Stocks making the biggest moves in the premarket: Pfizer, Foot Locker, Hibbett Sports, Workday & more

Take a look at some of the biggest movers in the premarket:

Pfizer (PFE) – The drugmaker and German partner BioNTech (BNTX) plan to apply today for emergency use authorization for their Covid-19 vaccine. Earlier this week, study data analysis showed the vaccine to be 95% effective. Pfizer shares added 1% in premarket trading as of 7:34 a.m. ET.

Foot Locker (FL) – Foot Locker earned $1.21 per share for its latest quarter, compared to a consensus estimate of 63 cents a share. Revenue beat estimates as well, while same-store sales rose 7.7%. Analysts surveyed by FactSet had expected comparable-store sales to drop by 1.2%. Foot Locker shares gained 4% in premarket trading as of 7:34 a.m. ET.

Hibbett Sports (HIBB) – The athletic footwear and apparel retailer posted quarterly earnings of $1.47 per share, more than triple the consensus estimate of 45 cents per share. Revenue also exceeded forecasts, with a same-store sales increase of 21%. Analysts surveyed by Refinitiv had expected a comparable store increase of 7.5%. The shares gained 7% in premarket trading as of 7:34 a.m. ET.

The Buckle (BKE) – The fashion accessories retailer beat estimates by 30 cents a share, with quarterly earnings of 85 cents per share. Revenue beat estimates as well, helped by a 72.5% surge in online sales. The shares rose 5% in premarket trading as of 7:34 a.m. ET.

Workday (WDAY) – Workday reported quarterly earnings of 86 cents per share, 19 cents a share above estimates. Revenue topped estimates as well. The maker of human resources and finance-focused cloud software also raised its subscription revenue outlook for 2021, but also issued warnings about the lingering impact of the pandemic on its results. The stock lost 2% in premarket trading as of 7:34 a.m. ET.
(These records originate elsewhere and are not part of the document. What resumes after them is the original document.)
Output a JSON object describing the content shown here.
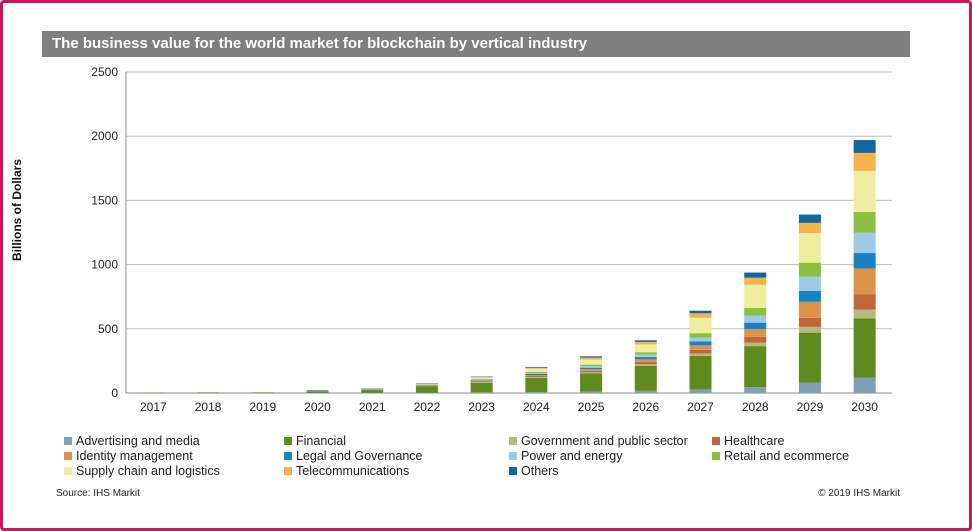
{
  "chart_data": {
    "type": "bar",
    "stacked": true,
    "title": "The business value for the world market for blockchain by vertical industry",
    "ylabel": "Billions of Dollars",
    "xlabel": "",
    "ylim": [
      0,
      2500
    ],
    "yticks": [
      "0",
      "500",
      "1000",
      "1500",
      "2000",
      "2500"
    ],
    "grid": true,
    "legend_position": "bottom",
    "categories": [
      "2017",
      "2018",
      "2019",
      "2020",
      "2021",
      "2022",
      "2023",
      "2024",
      "2025",
      "2026",
      "2027",
      "2028",
      "2029",
      "2030"
    ],
    "series": [
      {
        "name": "Advertising and media",
        "color": "#7f9fb2",
        "values": [
          0,
          0,
          0,
          1,
          2,
          3,
          5,
          8,
          12,
          17,
          28,
          45,
          80,
          120
        ]
      },
      {
        "name": "Financial",
        "color": "#5e8a1e",
        "values": [
          3,
          5,
          7,
          12,
          22,
          50,
          75,
          110,
          140,
          195,
          260,
          320,
          390,
          460
        ]
      },
      {
        "name": "Government and public sector",
        "color": "#b7b981",
        "values": [
          0,
          0,
          0,
          1,
          1,
          2,
          4,
          6,
          9,
          12,
          20,
          28,
          45,
          70
        ]
      },
      {
        "name": "Healthcare",
        "color": "#c0673a",
        "values": [
          0,
          0,
          0,
          1,
          1,
          2,
          5,
          8,
          12,
          18,
          28,
          45,
          70,
          120
        ]
      },
      {
        "name": "Identity management",
        "color": "#d9944a",
        "values": [
          0,
          0,
          0,
          1,
          1,
          2,
          5,
          8,
          12,
          20,
          35,
          60,
          125,
          200
        ]
      },
      {
        "name": "Legal and Governance",
        "color": "#1a82c4",
        "values": [
          0,
          0,
          0,
          1,
          1,
          2,
          5,
          8,
          12,
          18,
          30,
          50,
          85,
          120
        ]
      },
      {
        "name": "Power and energy",
        "color": "#9ecae6",
        "values": [
          0,
          0,
          0,
          1,
          1,
          2,
          5,
          8,
          12,
          18,
          30,
          55,
          110,
          160
        ]
      },
      {
        "name": "Retail and ecommerce",
        "color": "#8cbf3f",
        "values": [
          0,
          0,
          0,
          1,
          1,
          2,
          5,
          8,
          12,
          20,
          35,
          60,
          110,
          160
        ]
      },
      {
        "name": "Supply chain and logistics",
        "color": "#eeeea0",
        "values": [
          0,
          0,
          1,
          1,
          2,
          5,
          12,
          25,
          40,
          60,
          120,
          180,
          230,
          320
        ]
      },
      {
        "name": "Telecommunications",
        "color": "#f7b24a",
        "values": [
          0,
          0,
          0,
          1,
          1,
          2,
          4,
          8,
          15,
          20,
          35,
          55,
          80,
          140
        ]
      },
      {
        "name": "Others",
        "color": "#1366a0",
        "values": [
          0,
          0,
          0,
          1,
          1,
          2,
          3,
          6,
          10,
          12,
          20,
          40,
          65,
          100
        ]
      }
    ]
  },
  "footer": {
    "source": "Source: IHS Markit",
    "copyright": "© 2019 IHS Markit"
  },
  "colors": {
    "frame": "#c8175d",
    "title_bar": "#7f7f7f",
    "grid": "#bfbfbf"
  }
}
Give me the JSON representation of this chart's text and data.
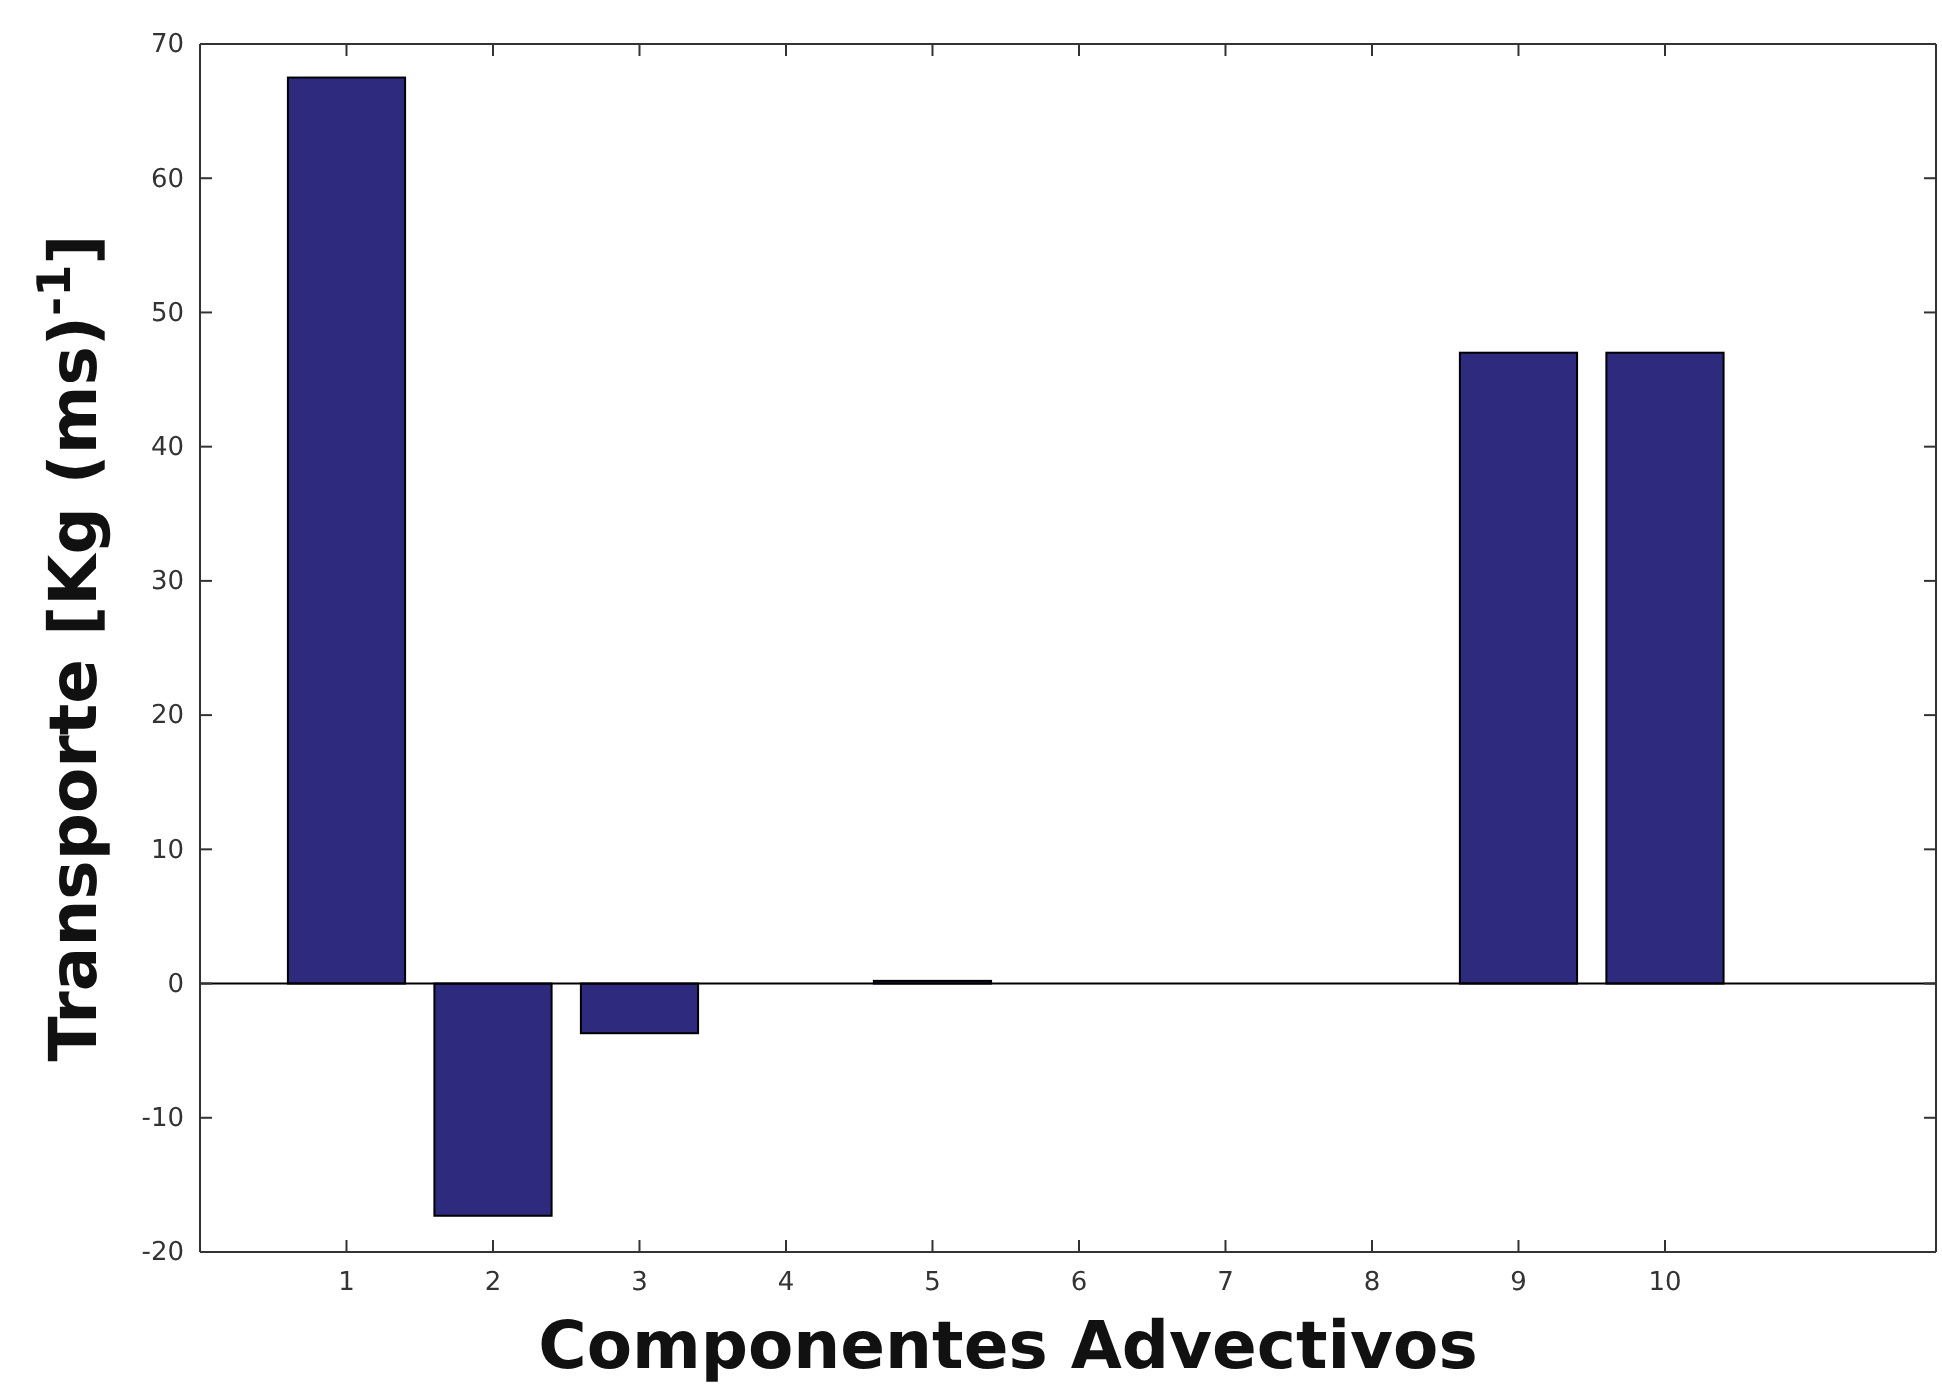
{
  "chart_data": {
    "type": "bar",
    "xlabel": "Componentes Advectivos",
    "ylabel": "Transporte [Kg (ms)$^{-1}$]",
    "x": [
      1,
      2,
      3,
      4,
      5,
      6,
      7,
      8,
      9,
      10
    ],
    "values": [
      67.5,
      -17.3,
      -3.7,
      0,
      0.2,
      0,
      0,
      0,
      47,
      47
    ],
    "color": "#2e2a7e",
    "xlim": [
      0,
      11.85
    ],
    "xticks": [
      1,
      2,
      3,
      4,
      5,
      6,
      7,
      8,
      9,
      10
    ],
    "ylim": [
      -20,
      70
    ],
    "yticks": [
      -20,
      -10,
      0,
      10,
      20,
      30,
      40,
      50,
      60,
      70
    ]
  }
}
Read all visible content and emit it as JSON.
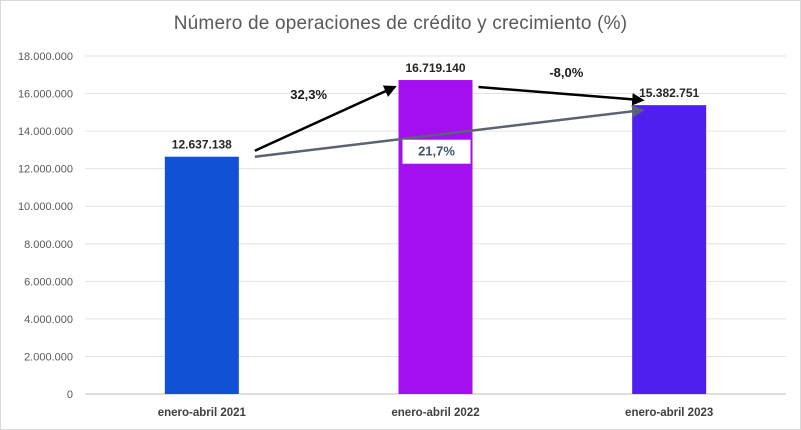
{
  "chart_data": {
    "type": "bar",
    "title": "Número de operaciones de crédito y crecimiento (%)",
    "categories": [
      "enero-abril 2021",
      "enero-abril 2022",
      "enero-abril 2023"
    ],
    "values": [
      12637138,
      16719140,
      15382751
    ],
    "value_labels": [
      "12.637.138",
      "16.719.140",
      "15.382.751"
    ],
    "bar_colors": [
      "#1151d6",
      "#a30ff0",
      "#4f1ff0"
    ],
    "ylim": [
      0,
      18000000
    ],
    "yticks": [
      0,
      2000000,
      4000000,
      6000000,
      8000000,
      10000000,
      12000000,
      14000000,
      16000000,
      18000000
    ],
    "ytick_labels": [
      "0",
      "2.000.000",
      "4.000.000",
      "6.000.000",
      "8.000.000",
      "10.000.000",
      "12.000.000",
      "14.000.000",
      "16.000.000",
      "18.000.000"
    ],
    "grid": true,
    "xlabel": "",
    "ylabel": "",
    "annotations": [
      {
        "from": 0,
        "to": 1,
        "label": "32,3%",
        "color": "#000000"
      },
      {
        "from": 1,
        "to": 2,
        "label": "-8,0%",
        "color": "#000000"
      },
      {
        "from": 0,
        "to": 2,
        "label": "21,7%",
        "color": "#5a6470"
      }
    ]
  }
}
Ross Stores (ROST) – Ross Stores earned $1.02 per share for its latest quarter, well above the 61 cents a share consensus estimate. The discount retailer’s revenue also beat Wall Street forecasts. Comparable-store sales fell by 3%, but that was a much smaller decline than the 12.6% drop predicted by analysts. The shares slid 3% in premarket trading as of 7:34 a.m. ET.

Corteva (CTVA) – Corteva’s board of directors is backing CEO James Collins, according to people familiar with the matter who spoke to Reuters. Activist investor Starboard Value has been critical of the agricultural products company’s management, saying it is lagging behind its peers and not living up to its potential.

Eli Lilly (LLY) – Lilly received emergency use authorization from the Food and Drug Administration for combining its arthritis drug barictinib with the Gilead Sciences (GILD) treatment remdesivir to treat Covid-19 patients. Separately, the World Health Organization recommended against the use of remdesivir to treat the virus.

FireEye (FEYE) – FireEye is receiving a strategic investment from private-equity firm Blackstone (BX) and venture capital firm ClearSky. The firms will purchase $400 million in the cybersecurity firm’s convertible preferred stock, which is convertible into FireEye common shares at a price of $18 per share. FireEye closed Thursday at $14.24 per share. FireEye shares jumped 13% in premarket trading as of 7:34 a.m. ET.

Williams-Sonoma (WSM) – Williams-Sonoma reported quarterly earnings of $2.56 per share, well above the consensus estimate of $1.53 a share. The housewares retailer’s revenue beat estimates as well. Digital sales jumped 49% and the company reported record operating profit margins.

Walt Disney (DIS) – Disney is mulling moving the debut of more films from theaters to its Disney+ streaming service, according to a Deadline report. The films are said to include “Pinocchio,” “Peter Pan” and “Cruella.”

Intuit (INTU) – Intuit reported quarterly profit of 94 cents per share, nearly tripling the consensus estimate of 37 cents a share. The maker of TurboTax and other financial software’s revenue came in above forecasts. Intuit said its results got a boost from an increase in sales for both its small business and consumer offerings.

Capri Holdings (CPRI) – The company behind the Michael Kors luxury brand was upgraded to “buy” from “neutral” at BTIG, which said that the extent of Capri’s earnings rebound and its current valuation level is largely underappreciated.